Réalisant des reportages et des documentaires pour les radios publiques francophones, Raphaël Krafft a aussi travaillé pour des radios anglo-saxonnes, voyageant dans les Balkans en Afrique et dans les Amériques. C’est donc un an après son tour de France qu’il a réitéré l’expérience du tour à vélo mais au Proche-Orient, cela dans le cadre de son émission "Roue libre" sur France Inter, diffusée durant l’été 2008.

Le récit de son carnet de voyage débute dans un café parisien, à l’occasion d’un entretien avec un jeune homme palestinien qu’il avait rencontré lors d’un précédent voyage   . L’auteur ne le cache pas : ayant déjà parcouru la Terre Sainte en 2001 et 2002, Raphaël Krafft connaît déjà ces populations qu’il va retrouver ; ayant même vécu un temps là-bas avec une Palestinienne   , son attache affective se retrouve confrontée à la réalité des divisions politico-religieuses du Proche-Orient, réalité qui peut mettre au défi l’objectivité qu’incombe son métier de journaliste.


Des sociétés fermées

C’est la première impression générale qui se dégage de l’ouvrage.
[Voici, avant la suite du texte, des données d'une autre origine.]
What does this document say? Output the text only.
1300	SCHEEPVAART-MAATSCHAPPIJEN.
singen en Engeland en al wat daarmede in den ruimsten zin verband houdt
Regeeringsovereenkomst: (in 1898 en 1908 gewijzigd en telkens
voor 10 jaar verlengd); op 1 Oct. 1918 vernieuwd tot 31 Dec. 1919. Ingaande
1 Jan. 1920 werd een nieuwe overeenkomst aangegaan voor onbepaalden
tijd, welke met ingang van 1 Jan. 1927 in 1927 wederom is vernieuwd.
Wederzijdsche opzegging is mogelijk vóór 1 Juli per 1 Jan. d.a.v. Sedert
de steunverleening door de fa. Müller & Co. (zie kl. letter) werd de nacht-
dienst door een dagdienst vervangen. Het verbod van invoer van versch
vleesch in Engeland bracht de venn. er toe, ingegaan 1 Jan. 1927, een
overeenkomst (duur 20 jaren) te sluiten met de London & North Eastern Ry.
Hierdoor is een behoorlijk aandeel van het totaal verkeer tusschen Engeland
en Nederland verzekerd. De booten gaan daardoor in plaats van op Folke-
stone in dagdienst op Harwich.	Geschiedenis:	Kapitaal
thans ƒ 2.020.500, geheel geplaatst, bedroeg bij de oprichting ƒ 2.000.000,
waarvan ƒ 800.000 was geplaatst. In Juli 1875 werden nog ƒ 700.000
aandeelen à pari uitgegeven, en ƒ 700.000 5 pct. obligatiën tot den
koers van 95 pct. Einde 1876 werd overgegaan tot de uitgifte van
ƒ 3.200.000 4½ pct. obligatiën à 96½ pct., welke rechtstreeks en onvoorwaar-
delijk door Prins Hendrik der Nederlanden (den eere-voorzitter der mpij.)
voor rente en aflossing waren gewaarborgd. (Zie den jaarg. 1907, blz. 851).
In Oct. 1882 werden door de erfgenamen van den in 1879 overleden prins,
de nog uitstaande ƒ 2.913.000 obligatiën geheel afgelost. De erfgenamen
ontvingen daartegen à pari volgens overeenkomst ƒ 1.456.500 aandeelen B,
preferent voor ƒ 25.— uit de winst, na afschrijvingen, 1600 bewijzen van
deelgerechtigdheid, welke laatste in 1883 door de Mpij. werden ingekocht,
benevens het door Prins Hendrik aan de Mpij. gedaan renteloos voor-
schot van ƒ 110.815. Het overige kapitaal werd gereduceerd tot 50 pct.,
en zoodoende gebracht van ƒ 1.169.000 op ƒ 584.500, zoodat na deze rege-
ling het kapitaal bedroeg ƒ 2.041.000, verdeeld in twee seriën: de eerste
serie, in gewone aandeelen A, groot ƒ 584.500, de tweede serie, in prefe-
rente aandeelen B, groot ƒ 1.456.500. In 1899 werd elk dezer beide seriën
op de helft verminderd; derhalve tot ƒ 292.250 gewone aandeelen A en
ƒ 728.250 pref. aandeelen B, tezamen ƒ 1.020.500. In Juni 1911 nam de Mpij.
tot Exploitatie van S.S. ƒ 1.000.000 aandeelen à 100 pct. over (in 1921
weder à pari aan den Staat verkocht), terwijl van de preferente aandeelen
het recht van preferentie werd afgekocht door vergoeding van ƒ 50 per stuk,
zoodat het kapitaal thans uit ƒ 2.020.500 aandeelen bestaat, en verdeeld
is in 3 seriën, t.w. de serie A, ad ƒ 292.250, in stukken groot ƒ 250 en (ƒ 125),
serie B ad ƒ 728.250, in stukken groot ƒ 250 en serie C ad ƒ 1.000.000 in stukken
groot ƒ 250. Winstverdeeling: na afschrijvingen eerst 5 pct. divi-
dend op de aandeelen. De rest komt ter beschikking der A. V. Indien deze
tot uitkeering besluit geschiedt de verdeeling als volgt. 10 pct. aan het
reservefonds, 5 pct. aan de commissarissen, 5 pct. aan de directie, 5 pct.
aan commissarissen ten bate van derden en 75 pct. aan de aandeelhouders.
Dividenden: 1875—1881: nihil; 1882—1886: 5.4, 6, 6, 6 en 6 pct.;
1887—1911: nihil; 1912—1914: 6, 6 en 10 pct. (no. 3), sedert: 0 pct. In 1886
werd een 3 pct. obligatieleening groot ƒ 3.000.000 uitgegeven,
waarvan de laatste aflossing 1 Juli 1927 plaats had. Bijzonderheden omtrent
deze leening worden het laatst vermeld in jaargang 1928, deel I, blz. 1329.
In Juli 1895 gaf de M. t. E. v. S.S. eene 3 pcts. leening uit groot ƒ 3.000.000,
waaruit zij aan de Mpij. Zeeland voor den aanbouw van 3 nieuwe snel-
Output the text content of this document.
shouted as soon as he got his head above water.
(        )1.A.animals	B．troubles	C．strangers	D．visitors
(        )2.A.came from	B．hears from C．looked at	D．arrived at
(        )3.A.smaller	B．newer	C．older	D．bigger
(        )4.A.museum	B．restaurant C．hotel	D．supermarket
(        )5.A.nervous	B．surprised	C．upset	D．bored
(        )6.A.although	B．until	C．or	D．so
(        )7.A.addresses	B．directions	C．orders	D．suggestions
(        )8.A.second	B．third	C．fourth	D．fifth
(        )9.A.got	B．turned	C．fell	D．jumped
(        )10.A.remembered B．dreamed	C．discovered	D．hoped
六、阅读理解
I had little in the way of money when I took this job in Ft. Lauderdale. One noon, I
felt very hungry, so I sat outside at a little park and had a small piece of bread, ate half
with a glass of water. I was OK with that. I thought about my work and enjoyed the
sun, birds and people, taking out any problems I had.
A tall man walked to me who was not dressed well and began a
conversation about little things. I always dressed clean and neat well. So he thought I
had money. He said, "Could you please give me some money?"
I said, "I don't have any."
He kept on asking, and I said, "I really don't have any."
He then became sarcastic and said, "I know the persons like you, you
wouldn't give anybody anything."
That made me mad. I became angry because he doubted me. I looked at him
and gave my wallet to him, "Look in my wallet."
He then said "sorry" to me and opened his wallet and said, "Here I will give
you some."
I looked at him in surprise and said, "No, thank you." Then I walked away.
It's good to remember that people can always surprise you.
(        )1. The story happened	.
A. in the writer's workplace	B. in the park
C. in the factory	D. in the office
De l’Egypte à la Syrie, en passant par le royaume de Jordanie, le journaliste à vélo traverses des sociétés fermées, reflet des régimes autoritaires des Etats arabes de la région. À travers les rencontres dûes au hasard ou aux recommandations, le lecteur découvre l’enfermement des habitants de la rue arabe, contraints de parler de tout sauf de politique ou presque. Les langues se délient parfois, mais le journaliste sait comment ses interlocuteurs le perçoivent, lui le Français, l’Occidental : il est tantôt perçu comme un porte-parole des revendications du citoyen arabe aspirant à plus de liberté, cela auprès des gouvernements occidentaux ; tantôt l’ami étranger qui pourrait aider certains à gagner un visa pour partir vers pays où ils pourraient gagner décemment leur vie.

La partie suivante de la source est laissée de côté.